Doch nicht nur klare Gegner – auch Befürworter der Sterbehilfe kritisieren die Entscheidung. Zu ihnen gehört der Mediziner Wim Distelmans. Er findet, dass im Fall van den Bleeken noch nicht alle therapeutischen Möglichkeiten ausgeschöpft worden seien und lehnt deshalb die Sterbehilfe für den 50-Jährigen ab. Selbst Parlamentarier, die sich noch vor kurzem für die Sterbehilfe für Kinder und Jugendliche ausgesprochen hatten, kritisieren die jüngste Entscheidung.
An die Politik appelliert nun auch die Association pour le droit de mourir dans la dignité – der Verein zum Recht auf ein würdevolles Sterben.
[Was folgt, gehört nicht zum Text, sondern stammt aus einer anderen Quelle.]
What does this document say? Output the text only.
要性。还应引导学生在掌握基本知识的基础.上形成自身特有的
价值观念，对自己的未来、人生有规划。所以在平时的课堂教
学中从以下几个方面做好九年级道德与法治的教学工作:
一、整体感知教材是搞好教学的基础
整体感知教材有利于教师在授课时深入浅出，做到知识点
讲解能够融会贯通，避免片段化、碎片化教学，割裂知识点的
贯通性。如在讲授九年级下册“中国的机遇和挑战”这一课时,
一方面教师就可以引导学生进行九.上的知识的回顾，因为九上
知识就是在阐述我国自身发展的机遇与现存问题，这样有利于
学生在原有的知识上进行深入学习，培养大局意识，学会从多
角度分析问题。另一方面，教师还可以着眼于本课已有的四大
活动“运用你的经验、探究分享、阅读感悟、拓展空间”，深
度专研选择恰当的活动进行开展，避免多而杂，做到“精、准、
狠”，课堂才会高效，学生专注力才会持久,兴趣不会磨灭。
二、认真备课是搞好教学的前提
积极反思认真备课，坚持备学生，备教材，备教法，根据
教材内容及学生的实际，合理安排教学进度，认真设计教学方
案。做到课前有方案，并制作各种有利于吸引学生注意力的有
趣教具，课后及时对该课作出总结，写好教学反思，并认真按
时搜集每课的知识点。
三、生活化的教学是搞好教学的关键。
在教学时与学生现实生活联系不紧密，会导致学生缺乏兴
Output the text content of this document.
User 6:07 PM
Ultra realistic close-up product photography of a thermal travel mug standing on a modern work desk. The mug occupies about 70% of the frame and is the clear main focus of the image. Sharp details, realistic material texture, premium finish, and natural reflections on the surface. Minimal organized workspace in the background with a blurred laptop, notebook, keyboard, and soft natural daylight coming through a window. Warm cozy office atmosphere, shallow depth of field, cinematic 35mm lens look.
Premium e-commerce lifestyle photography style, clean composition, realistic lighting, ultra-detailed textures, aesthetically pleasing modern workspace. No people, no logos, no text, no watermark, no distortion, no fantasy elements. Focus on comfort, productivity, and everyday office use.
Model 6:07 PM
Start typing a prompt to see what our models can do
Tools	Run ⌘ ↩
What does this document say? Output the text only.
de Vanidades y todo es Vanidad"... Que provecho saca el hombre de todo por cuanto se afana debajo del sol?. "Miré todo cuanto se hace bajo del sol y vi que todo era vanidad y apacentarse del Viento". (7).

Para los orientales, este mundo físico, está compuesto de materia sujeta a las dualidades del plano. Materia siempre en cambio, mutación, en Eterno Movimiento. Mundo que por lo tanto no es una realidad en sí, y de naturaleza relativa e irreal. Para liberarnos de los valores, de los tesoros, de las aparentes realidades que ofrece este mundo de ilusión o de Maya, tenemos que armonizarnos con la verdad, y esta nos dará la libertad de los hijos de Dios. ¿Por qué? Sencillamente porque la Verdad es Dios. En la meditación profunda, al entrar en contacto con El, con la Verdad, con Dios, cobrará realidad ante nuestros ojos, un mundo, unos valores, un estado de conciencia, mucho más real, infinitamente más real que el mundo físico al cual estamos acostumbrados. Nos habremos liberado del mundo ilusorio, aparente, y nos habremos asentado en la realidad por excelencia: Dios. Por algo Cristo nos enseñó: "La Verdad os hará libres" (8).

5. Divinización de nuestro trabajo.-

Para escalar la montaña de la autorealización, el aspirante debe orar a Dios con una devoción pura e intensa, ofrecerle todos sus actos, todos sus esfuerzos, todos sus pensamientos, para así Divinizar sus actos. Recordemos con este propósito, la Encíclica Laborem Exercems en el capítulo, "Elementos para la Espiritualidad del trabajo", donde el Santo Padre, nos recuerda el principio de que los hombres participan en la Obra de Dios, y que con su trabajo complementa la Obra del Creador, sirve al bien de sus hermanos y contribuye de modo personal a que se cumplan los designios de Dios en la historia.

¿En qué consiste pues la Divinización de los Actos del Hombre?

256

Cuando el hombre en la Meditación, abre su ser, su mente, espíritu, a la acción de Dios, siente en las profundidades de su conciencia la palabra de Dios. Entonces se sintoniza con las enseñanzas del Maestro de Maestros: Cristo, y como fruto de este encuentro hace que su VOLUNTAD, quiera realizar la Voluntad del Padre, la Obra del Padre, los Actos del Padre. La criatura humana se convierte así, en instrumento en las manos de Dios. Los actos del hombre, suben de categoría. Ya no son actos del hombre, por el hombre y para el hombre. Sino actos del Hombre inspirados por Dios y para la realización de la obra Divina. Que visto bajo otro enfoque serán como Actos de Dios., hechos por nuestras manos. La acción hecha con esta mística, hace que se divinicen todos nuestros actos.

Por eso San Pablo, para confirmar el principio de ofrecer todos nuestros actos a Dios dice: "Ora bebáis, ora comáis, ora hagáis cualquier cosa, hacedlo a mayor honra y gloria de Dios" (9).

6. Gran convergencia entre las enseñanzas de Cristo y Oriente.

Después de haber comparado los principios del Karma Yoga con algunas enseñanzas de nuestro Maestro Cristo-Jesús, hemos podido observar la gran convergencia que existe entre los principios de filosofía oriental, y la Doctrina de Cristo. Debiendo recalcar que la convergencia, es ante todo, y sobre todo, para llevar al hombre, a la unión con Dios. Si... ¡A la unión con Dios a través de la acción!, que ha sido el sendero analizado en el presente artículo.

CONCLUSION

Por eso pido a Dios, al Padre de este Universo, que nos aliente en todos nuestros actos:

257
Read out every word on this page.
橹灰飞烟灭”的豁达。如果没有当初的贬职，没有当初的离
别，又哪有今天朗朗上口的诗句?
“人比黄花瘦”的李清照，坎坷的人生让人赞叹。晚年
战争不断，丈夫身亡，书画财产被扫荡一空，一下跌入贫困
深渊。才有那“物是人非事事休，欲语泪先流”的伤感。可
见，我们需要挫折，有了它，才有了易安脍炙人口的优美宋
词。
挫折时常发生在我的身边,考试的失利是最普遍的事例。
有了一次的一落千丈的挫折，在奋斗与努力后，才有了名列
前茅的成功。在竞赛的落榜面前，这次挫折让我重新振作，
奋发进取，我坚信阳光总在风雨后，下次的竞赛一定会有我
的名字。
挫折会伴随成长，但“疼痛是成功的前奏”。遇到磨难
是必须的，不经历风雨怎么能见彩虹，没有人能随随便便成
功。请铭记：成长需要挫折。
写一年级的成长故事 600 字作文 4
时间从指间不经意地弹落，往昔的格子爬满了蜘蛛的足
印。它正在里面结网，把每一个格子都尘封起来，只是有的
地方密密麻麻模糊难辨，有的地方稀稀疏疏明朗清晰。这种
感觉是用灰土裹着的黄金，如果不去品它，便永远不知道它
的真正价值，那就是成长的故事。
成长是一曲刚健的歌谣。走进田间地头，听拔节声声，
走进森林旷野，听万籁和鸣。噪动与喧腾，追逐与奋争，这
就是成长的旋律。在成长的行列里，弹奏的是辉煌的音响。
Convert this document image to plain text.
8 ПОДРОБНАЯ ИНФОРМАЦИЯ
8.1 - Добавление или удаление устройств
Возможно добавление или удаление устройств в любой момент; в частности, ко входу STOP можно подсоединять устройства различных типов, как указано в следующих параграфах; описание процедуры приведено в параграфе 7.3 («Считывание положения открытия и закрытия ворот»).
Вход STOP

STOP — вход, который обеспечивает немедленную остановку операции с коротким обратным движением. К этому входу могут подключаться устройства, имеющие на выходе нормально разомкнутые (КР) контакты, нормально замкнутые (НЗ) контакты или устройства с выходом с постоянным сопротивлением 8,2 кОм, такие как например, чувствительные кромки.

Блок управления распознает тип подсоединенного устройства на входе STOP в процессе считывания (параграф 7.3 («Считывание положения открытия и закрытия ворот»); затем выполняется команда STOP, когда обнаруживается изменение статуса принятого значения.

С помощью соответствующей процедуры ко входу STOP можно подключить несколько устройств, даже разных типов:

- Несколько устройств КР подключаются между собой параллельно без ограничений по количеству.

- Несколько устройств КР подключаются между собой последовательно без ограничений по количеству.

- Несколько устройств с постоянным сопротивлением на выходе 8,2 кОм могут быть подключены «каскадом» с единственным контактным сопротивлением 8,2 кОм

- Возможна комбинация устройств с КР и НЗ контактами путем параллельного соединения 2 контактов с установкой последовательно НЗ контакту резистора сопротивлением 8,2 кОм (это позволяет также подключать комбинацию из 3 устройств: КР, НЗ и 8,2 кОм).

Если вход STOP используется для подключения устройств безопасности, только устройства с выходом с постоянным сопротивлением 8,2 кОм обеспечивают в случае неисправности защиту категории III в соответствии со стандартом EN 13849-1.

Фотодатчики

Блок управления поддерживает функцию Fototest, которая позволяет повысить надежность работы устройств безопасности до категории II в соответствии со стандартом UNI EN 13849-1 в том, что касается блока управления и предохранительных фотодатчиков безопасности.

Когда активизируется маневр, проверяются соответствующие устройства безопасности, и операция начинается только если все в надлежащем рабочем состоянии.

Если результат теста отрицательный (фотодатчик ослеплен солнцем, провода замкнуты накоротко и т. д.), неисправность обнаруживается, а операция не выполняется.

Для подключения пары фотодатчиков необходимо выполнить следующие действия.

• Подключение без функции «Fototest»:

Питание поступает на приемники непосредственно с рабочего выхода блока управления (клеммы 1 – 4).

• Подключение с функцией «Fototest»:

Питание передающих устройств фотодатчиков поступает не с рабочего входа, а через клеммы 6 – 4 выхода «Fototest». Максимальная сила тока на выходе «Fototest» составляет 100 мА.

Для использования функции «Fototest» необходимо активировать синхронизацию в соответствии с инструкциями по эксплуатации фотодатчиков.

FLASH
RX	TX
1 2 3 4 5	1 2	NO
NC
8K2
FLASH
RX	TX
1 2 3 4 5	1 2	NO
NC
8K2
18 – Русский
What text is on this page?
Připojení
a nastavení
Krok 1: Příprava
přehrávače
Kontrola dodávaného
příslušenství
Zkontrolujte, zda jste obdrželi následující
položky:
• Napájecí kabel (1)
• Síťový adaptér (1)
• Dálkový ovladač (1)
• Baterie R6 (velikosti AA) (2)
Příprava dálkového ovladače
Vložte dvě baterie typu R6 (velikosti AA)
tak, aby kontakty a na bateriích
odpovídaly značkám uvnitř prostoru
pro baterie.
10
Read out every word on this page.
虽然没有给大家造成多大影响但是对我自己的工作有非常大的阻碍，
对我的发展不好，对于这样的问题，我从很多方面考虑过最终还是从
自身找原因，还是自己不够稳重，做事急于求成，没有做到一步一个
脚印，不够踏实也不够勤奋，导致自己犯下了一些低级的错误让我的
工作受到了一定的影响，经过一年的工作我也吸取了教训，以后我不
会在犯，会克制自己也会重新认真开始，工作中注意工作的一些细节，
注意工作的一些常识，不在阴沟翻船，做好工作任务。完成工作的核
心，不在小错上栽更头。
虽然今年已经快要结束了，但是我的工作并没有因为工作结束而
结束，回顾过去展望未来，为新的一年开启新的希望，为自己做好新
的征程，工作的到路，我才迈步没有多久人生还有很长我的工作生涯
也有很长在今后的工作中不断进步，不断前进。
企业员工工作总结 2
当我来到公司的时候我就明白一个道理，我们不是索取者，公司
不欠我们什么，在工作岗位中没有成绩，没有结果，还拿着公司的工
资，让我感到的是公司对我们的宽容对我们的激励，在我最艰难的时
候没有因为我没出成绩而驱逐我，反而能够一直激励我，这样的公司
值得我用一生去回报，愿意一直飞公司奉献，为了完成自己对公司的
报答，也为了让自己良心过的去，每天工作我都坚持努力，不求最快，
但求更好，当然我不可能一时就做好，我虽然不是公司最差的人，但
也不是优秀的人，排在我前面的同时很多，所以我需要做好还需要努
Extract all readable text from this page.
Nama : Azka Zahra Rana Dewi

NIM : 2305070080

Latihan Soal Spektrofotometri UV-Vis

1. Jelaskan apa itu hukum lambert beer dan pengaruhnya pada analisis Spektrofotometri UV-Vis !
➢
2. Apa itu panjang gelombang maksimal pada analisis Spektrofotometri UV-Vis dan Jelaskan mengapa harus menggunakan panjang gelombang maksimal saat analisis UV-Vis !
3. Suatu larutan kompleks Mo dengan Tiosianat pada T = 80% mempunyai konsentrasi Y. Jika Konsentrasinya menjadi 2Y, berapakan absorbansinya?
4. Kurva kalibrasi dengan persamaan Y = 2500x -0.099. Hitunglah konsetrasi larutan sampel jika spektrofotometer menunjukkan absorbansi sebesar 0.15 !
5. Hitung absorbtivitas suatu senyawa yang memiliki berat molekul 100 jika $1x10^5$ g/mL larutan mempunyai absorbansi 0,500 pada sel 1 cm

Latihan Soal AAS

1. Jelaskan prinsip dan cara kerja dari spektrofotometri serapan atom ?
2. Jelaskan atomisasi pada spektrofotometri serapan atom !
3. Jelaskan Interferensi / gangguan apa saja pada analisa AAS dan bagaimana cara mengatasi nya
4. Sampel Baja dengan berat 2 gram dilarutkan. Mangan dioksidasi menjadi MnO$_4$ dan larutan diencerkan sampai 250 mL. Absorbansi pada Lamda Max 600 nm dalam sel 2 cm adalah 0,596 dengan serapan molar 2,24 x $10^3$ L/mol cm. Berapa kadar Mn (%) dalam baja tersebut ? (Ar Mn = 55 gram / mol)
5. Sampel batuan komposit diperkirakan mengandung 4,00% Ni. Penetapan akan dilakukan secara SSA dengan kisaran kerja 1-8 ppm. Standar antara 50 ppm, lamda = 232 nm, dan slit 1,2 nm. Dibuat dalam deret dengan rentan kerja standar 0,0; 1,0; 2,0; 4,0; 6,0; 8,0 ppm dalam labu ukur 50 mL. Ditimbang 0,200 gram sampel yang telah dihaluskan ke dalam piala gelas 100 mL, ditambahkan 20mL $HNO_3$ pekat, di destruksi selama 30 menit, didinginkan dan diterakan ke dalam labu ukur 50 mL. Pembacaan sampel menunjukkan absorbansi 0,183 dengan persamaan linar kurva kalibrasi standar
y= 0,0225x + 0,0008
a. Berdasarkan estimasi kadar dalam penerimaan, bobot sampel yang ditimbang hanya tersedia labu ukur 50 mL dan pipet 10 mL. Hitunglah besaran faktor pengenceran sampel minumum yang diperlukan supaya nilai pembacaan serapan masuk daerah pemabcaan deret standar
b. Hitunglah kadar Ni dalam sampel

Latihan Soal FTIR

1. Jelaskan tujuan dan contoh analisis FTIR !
Vereinsmitglied Benoît van der Meerschen fordert entsprechende Gesetzesänderungen, um der Situation von Gefangenen in Belgien besser gerecht zu werden. Auch wenn der Umgang mit dem Tod in Zukunft schwierig bleibe, sieht er die belgische Gesellschaft insgesamt auf einem guten Weg:
Vereinsmitglied Benoît van der Meerschen fordert entsprechende Gesetzesänderungen, um der Situation von Gefangenen in Belgien besser gerecht zu werden. Auch wenn der Umgang mit dem Tod in Zukunft schwierig bleibe, sieht er die belgische Gesellschaft insgesamt auf einem guten Weg:
"Anders als in Frankreich gibt es aus meiner Sicht in Belgien beim Thema Sterbehilfe einen gewissen gesellschaftlichen Zusammenhalt. Das Gesetz zur Sterbehilfe für Kinder wurde auch mit einer gewissen Ruhe verabschiedet. Ich denke, dass die belgische Gesellschaft ziemlich reif ist, was den Umgang mit Sterbehilfe angeht. Und darüber kann man sich nur freuen."
Wann Frank van den Bleeken sterben wird, soll nicht bekannt gegeben werden. Fest steht nur, dass er dann für 48 Stunden aus dem Gefängnis entlassen wird, um sich in einem Krankenhaus von seinen Verwandten verabschieden zu können.